You approach the end of the cave and look around. You can easily see a tunnel sloping up to the right. Light flickers somewhere in the distance, giving the tunnel a mysterious glow. Upon further inspection you also see a narrow hole off to the left. While it would be a tight fit, you probably could squeeze through it. What do you do?
- To go down the tunnel turn to page 42
- To squeeze into the hole turn to page 27
- To go back the way you came turn to page 64
The Choose Your Own Adventure books we all read in the 80’s and 90’s were a brilliant way to keep us kids engaged in a book. One or two pages of story interspaced with decisions about what to do next brilliantly worked with, and not against, our natural attention spans — before you could get bored you were sucked back in to making a choice that could affect how the story ended. I have been leveraging the same approach to drive some increadible video sucess rates.
There is an inherent dilema with using video in marketing. While it is becoming an ever important tool — emails, social posts and web pages with video all have significantly higher interaction rates — studies have shown that the optimal video length is just one minute and that attentions drop off precipitously after two minutes. Yes, for a lot of what we do, a good marketeer should be able to distill a message into a few minutes. But there are plenty of times when we have a larger story to tell, so how do you use video and keep people’s engagement past 60 seconds?
Humor helps, but without access to a writer’s room on a regular basis most of us can only pull off a few funny lines per piece. Special effects are also good at grabbing attention, but can easily blow any budget. How to you make a longer video message engaging, but keep it cheap and easy to produce?
This was the challenge we had with when trying to make “full featured” video training content that customers and sales force would actually watch. Despite covering the cutting room floor with reams of virtual clips, our product overview video was coming in at over 10 minutes – a marketing cardinal sin.

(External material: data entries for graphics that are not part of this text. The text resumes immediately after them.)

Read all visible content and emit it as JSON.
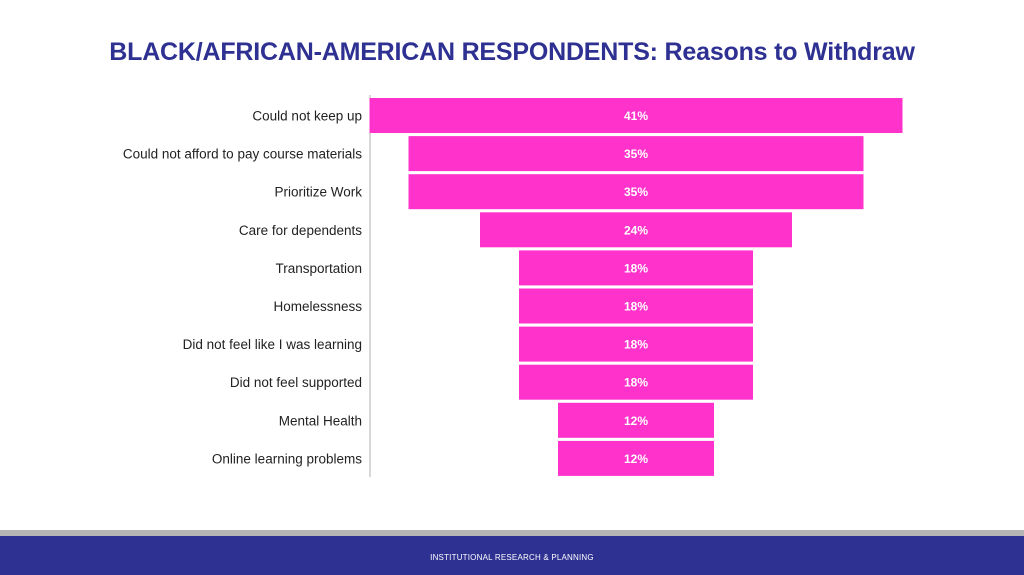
{
  "slide": {
    "title": "BLACK/AFRICAN-AMERICAN RESPONDENTS: Reasons to Withdraw",
    "footer": "INSTITUTIONAL RESEARCH & PLANNING"
  },
  "colors": {
    "title": "#2e3192",
    "bar": "#ff33cc",
    "bar_label": "#ffffff",
    "axis": "#b0b0b0",
    "category_label": "#222222",
    "footer_band": "#2e3192",
    "gray_band": "#b5b5b5"
  },
  "chart_data": {
    "type": "bar",
    "orientation": "horizontal",
    "style": "funnel",
    "title": "",
    "categories": [
      "Could not keep up",
      "Could not afford to pay course materials",
      "Prioritize Work",
      "Care for dependents",
      "Transportation",
      "Homelessness",
      "Did not feel like I was learning",
      "Did not feel supported",
      "Mental Health",
      "Online learning problems"
    ],
    "values": [
      41,
      35,
      35,
      24,
      18,
      18,
      18,
      18,
      12,
      12
    ],
    "value_labels": [
      "41%",
      "35%",
      "35%",
      "24%",
      "18%",
      "18%",
      "18%",
      "18%",
      "12%",
      "12%"
    ],
    "unit": "%",
    "xlim": [
      0,
      41
    ],
    "grid": false,
    "legend": "none"
  }
}
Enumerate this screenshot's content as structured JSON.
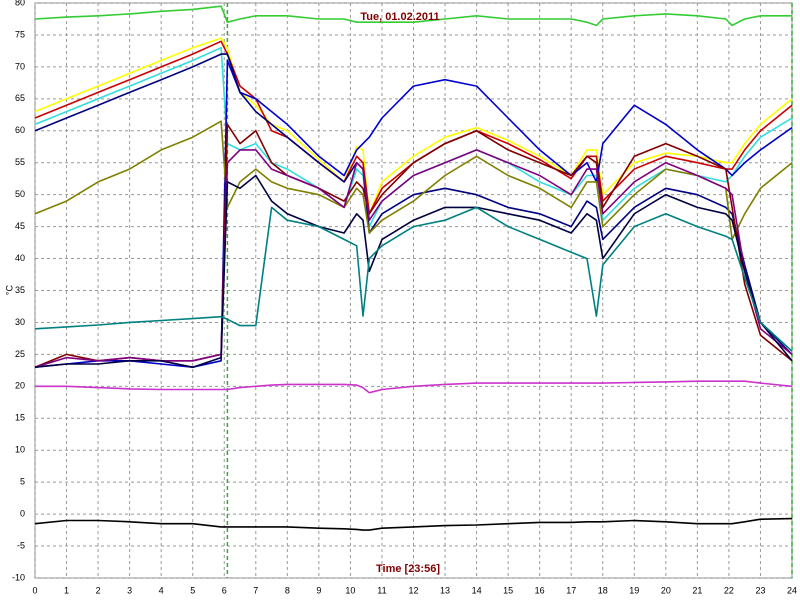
{
  "chart_data": {
    "type": "line",
    "title": "Tue, 01.02.2011",
    "xlabel": "Time [23:56]",
    "ylabel": "°C",
    "x": [
      0,
      1,
      2,
      3,
      4,
      5,
      5.9,
      6.1,
      6.5,
      7,
      7.5,
      8,
      9,
      9.8,
      10.2,
      10.4,
      10.6,
      11,
      12,
      13,
      14,
      15,
      16,
      17,
      17.5,
      17.8,
      18,
      19,
      20,
      21,
      21.9,
      22.1,
      22.5,
      23,
      24
    ],
    "series": [
      {
        "color": "#33cc33",
        "values": [
          77.5,
          77.8,
          78,
          78.3,
          78.7,
          79,
          79.5,
          77,
          77.5,
          78,
          78,
          78,
          77.5,
          77.5,
          77,
          77,
          77,
          77,
          77,
          77.5,
          78,
          77.5,
          77.5,
          77.5,
          77,
          76.5,
          77.5,
          78,
          78.3,
          78,
          77.5,
          76.5,
          77.5,
          78,
          78
        ]
      },
      {
        "color": "#ffff00",
        "values": [
          63,
          65,
          67,
          69,
          71,
          73,
          74.5,
          73,
          66,
          64,
          61,
          60,
          55.5,
          52,
          57.5,
          57,
          47,
          52,
          56,
          59,
          60.5,
          58.5,
          56,
          53,
          57,
          57,
          50,
          55,
          56.5,
          56,
          55,
          55,
          58,
          61,
          65
        ]
      },
      {
        "color": "#cc0000",
        "values": [
          62,
          64,
          66,
          68,
          70,
          72,
          74,
          72,
          67,
          65,
          60,
          59,
          55,
          52,
          56,
          55,
          47,
          51,
          55,
          58,
          60,
          58,
          55.5,
          52.5,
          56,
          56,
          49,
          54,
          56,
          55,
          54,
          54,
          57,
          60,
          64
        ]
      },
      {
        "color": "#33dddd",
        "values": [
          61,
          63,
          65,
          67,
          69,
          71,
          73,
          58,
          57,
          58,
          55,
          54,
          51,
          48,
          54,
          53,
          45,
          49,
          53,
          55,
          57,
          55,
          52,
          50,
          53,
          53,
          46,
          51,
          54,
          53,
          52,
          53,
          56,
          59,
          62
        ]
      },
      {
        "color": "#0000cc",
        "values": [
          23,
          23.5,
          24,
          24,
          23.5,
          23,
          24,
          71,
          66,
          65,
          63,
          61,
          56,
          53,
          57,
          58,
          59,
          62,
          67,
          68,
          67,
          62,
          57,
          53,
          55,
          52,
          58,
          64,
          61,
          57,
          54,
          53,
          55,
          57,
          60.5
        ]
      },
      {
        "color": "#000080",
        "values": [
          60,
          62,
          64,
          66,
          68,
          70,
          72,
          72,
          66,
          63,
          61,
          59,
          55,
          52,
          55,
          54,
          44,
          47,
          50,
          51,
          50,
          48,
          47,
          45,
          49,
          48,
          43,
          48,
          51,
          50,
          48,
          47,
          39,
          30,
          25
        ]
      },
      {
        "color": "#808000",
        "values": [
          47,
          49,
          52,
          54,
          57,
          59,
          61.5,
          48,
          52,
          54,
          52,
          51,
          50,
          48,
          51,
          50,
          44,
          46,
          49,
          53,
          56,
          53,
          51,
          48,
          52,
          52,
          45,
          50,
          54,
          53,
          51,
          43,
          47,
          51,
          55
        ]
      },
      {
        "color": "#800000",
        "values": [
          23,
          25,
          24,
          24.5,
          24,
          24,
          25,
          61,
          58,
          60,
          55,
          53,
          51,
          49,
          52,
          51,
          47,
          50,
          55,
          58,
          60,
          57,
          55,
          53,
          56,
          55,
          48,
          56,
          58,
          56,
          54,
          48,
          36,
          28,
          24
        ]
      },
      {
        "color": "#800080",
        "values": [
          23,
          24.5,
          24,
          24.5,
          24,
          24,
          25,
          55,
          57,
          57,
          54,
          53,
          51,
          48,
          55,
          54,
          46,
          49,
          53,
          55,
          57,
          55,
          53,
          50,
          54,
          54,
          47,
          52,
          55,
          53,
          51,
          50,
          38,
          29,
          25
        ]
      },
      {
        "color": "#000040",
        "values": [
          23,
          23.5,
          23.5,
          24,
          24,
          23,
          24.5,
          52,
          51,
          53,
          49,
          47,
          45,
          44,
          47,
          46,
          38,
          43,
          46,
          48,
          48,
          47,
          46,
          44,
          47,
          46,
          40,
          47,
          50,
          48,
          47,
          46,
          38,
          30,
          24
        ]
      },
      {
        "color": "#008080",
        "values": [
          29,
          29.3,
          29.6,
          30,
          30.3,
          30.6,
          30.9,
          30.5,
          29.5,
          29.5,
          48,
          46,
          45,
          43,
          42,
          31,
          40,
          42,
          45,
          46,
          48,
          45,
          43,
          41,
          40,
          31,
          39,
          45,
          47,
          45,
          43.5,
          43,
          37,
          30,
          25.5
        ]
      },
      {
        "color": "#cc33cc",
        "values": [
          20,
          20,
          19.8,
          19.6,
          19.5,
          19.5,
          19.5,
          19.5,
          19.8,
          20,
          20.2,
          20.3,
          20.3,
          20.3,
          20.2,
          19.8,
          19,
          19.5,
          20,
          20.3,
          20.5,
          20.5,
          20.5,
          20.5,
          20.5,
          20.5,
          20.5,
          20.6,
          20.7,
          20.8,
          20.8,
          20.8,
          20.8,
          20.5,
          20
        ]
      },
      {
        "color": "#000000",
        "values": [
          -1.5,
          -1,
          -1,
          -1.2,
          -1.5,
          -1.5,
          -2,
          -2,
          -2,
          -2,
          -2,
          -2,
          -2.2,
          -2.3,
          -2.4,
          -2.5,
          -2.5,
          -2.2,
          -2,
          -1.8,
          -1.7,
          -1.5,
          -1.3,
          -1.3,
          -1.2,
          -1.2,
          -1.2,
          -1,
          -1.2,
          -1.5,
          -1.5,
          -1.5,
          -1.2,
          -0.8,
          -0.7
        ]
      }
    ],
    "xlim": [
      0,
      24
    ],
    "ylim": [
      -10,
      80
    ],
    "xticks": [
      0,
      1,
      2,
      3,
      4,
      5,
      6,
      7,
      8,
      9,
      10,
      11,
      12,
      13,
      14,
      15,
      16,
      17,
      18,
      19,
      20,
      21,
      22,
      23,
      24
    ],
    "yticks": [
      -10,
      -5,
      0,
      5,
      10,
      15,
      20,
      25,
      30,
      35,
      40,
      45,
      50,
      55,
      60,
      65,
      70,
      75,
      80
    ],
    "grid": true,
    "vlines": [
      6.1,
      24
    ],
    "vline_color": "#33aa33"
  }
}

We struggled with what more to cut and how to prioritize what we didn’t — what should the order of the messages be?
The eureka moment was that we didn’t have to decide what to viewer should see and in what order — they did. Let the watcher determine what they wanted to see after the initial pitch. Instead of trying to find gimicks to overcome human nature, we decided to work with it and build the larger message in 1-2 minute clips and tie them together by making the user interact with them.
Yes it drove longer engagement time on the video – past efforts showed an average time spent watching our videos was just under 2 minutes, nowhere near the full length of the video. Once we made them interactive average time on video was over 5 minutes instead of 2 – letting customers get more of our message.
And there was a unplanned side effect. We got metrics on what segments customers clicked and spent time on, letting us know which messages were resonating and which weren’t. Great data for honing our messaging to be more impactful.
To date we have done two such videos – one for customers and one for our sales teams. Both are averaging incredible egagament times.